Em comentário ao referido normativo, escreve Abílio Neto, in Contrato de Trabalho, 4ª edição, 1977, pág. 245:
As ajudas de custo e outros abonos, referidos na 1ª parte deste artigo, não são considerados como retribuição, porque, e na medida, em que representam o reembolso de despesas já feitas ou a fazer pelo trabalhador no cumprimento ou execução da prestação do trabalho. Daí, que se esteja perante uma simples compensação de uma diminuição patrimonial, real ou presumida, sem que ao trabalhador advenha uma efectiva utilidade ou acréscimo de rendimentos do trabalho”.

De acordo com o artigo 2º do CIRS consideram-se rendimentos do trabalho dependente todas as remunerações pagas ou postas à disposição do seu titular (nº 1), compreendendo-se no conceito de remuneração, designadamente, ordenados, salários, vencimentos, gratificações, percentagens, comissões, participações, subsídios ou prémios, senhas de presença, emolumentos, participações em multas e outras remunerações acessórias, ainda que periódicas, fixas ou variáveis, de natureza contratual ou não (nº 2).
E, por força da alínea e) do nº 3 consideram-se ainda rendimentos do trabalho dependente “as ajudas de custo e as importâncias auferidas pela utilização de automóvel próprio em serviço da entidade patronal, na parte em que ambas excedam os limites legais, e as verbas para despesas de deslocação, viagens ou representação de que não tenham sido prestadas contas até ao termo do exercício”.

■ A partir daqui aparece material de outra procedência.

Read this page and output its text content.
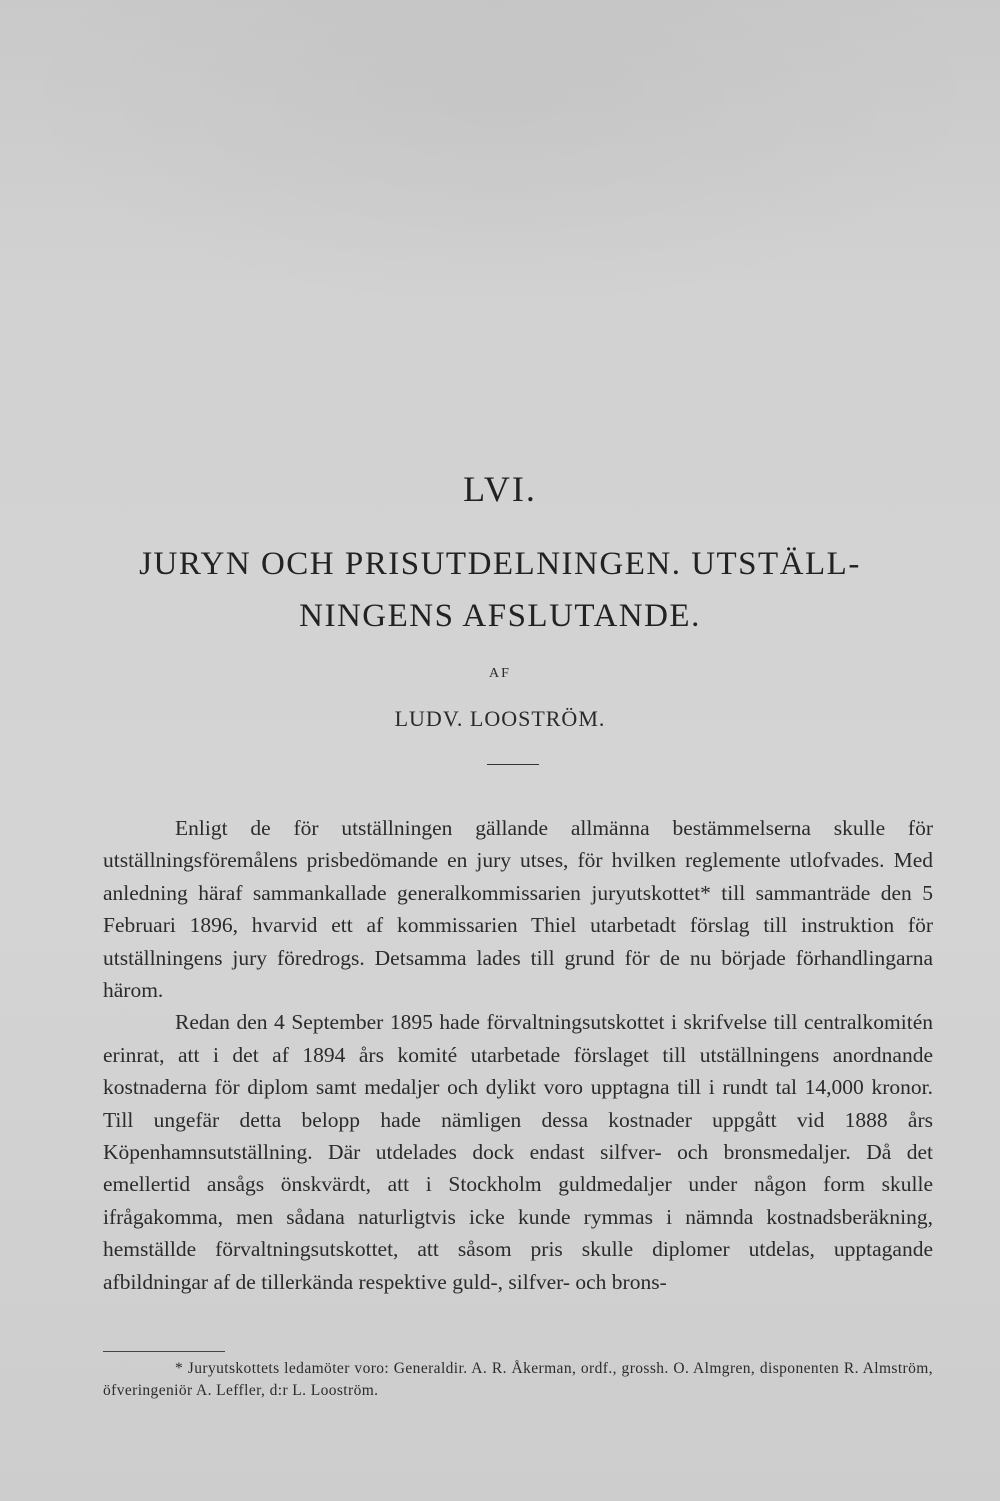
LVI.
JURYN OCH PRISUTDELNINGEN. UTSTÄLL-
NINGENS AFSLUTANDE.
AF
LUDV. LOOSTRÖM.

Enligt de för utställningen gällande allmänna bestämmelserna skulle för utställningsföremålens prisbedömande en jury utses, för hvilken reglemente utlofvades. Med anledning häraf sammankallade generalkommissarien juryutskottet* till sammanträde den 5 Februari 1896, hvarvid ett af kommissarien Thiel utarbetadt förslag till instruktion för utställningens jury föredrogs. Detsamma lades till grund för de nu började förhandlingarna härom.

Redan den 4 September 1895 hade förvaltningsutskottet i skrifvelse till centralkomitén erinrat, att i det af 1894 års komité utarbetade förslaget till utställningens anordnande kostnaderna för diplom samt medaljer och dylikt voro upptagna till i rundt tal 14,000 kronor. Till ungefär detta belopp hade nämligen dessa kostnader uppgått vid 1888 års Köpenhamnsutställning. Där utdelades dock endast silfver- och bronsmedaljer. Då det emellertid ansågs önskvärdt, att i Stockholm guldmedaljer under någon form skulle ifrågakomma, men sådana naturligtvis icke kunde rymmas i nämnda kostnadsberäkning, hemställde förvaltningsutskottet, att såsom pris skulle diplomer utdelas, upptagande afbildningar af de tillerkända respektive guld-, silfver- och brons-

* Juryutskottets ledamöter voro: Generaldir. A. R. Åkerman, ordf., grossh. O. Almgren, disponenten R. Almström, öfveringeniör A. Leffler, d:r L. Looström.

As ajudas de custo caracterizam-se, assim, pela sua finalidade compensatória – consubstanciam o reembolso ou compensação das despesas que o trabalhador foi obrigado a suportar do deu bolso, na sequência de deslocações ao serviço da entidade patronal.

No âmbito da inspecção à entidade patronal do impugnante – a sociedade E ….. LDA - a AF constatou que esta contabilizou como custos diversas importâncias relativas a dormitórios e refeitórios e ao mesmo tempo atribuiu ajudas de custo aos trabalhadores, sendo que os valores de tais verbas apelidadas de ajudas de custo eram pagas à parte do recibo de remunerações.
Simultaneamente era pago ao impugnante subsídio de refeição e de deslocação, importâncias que eram contabilizadas no recibo de remunerações.
O impugnante recebeu, no decurso do ano de 1997, a título de ajudas de custo, o montante global de Esc. 973 670$00.

Ao contrário do pretendido pelo recorrente, o ónus da prova de que os montantes recebidos pelo trabalhador a título de ajudas de custo não têm uma finalidade compensatória, consubstanciando antes rendimentos que proporcionam um acréscimo de capacidade contributiva e, portanto, susceptíveis de tributação, compete à Administração Fiscal.
Ora, não tendo esta demonstrado a falta de verificação dos pressupostos para a atribuição dessas importâncias a título de ajudas de custo (como lhe incumbia para poder alterar a declaração do contribuinte – artigo 66º do CIRS) não podem configurar-se aquelas importâncias como um rendimento de trabalho dependente, tributável em sede de IRS.

4 – Em conclusão, emito parecer no sentido de ser negado provimento ao recurso, mantendo-se a douta sentença recorrida.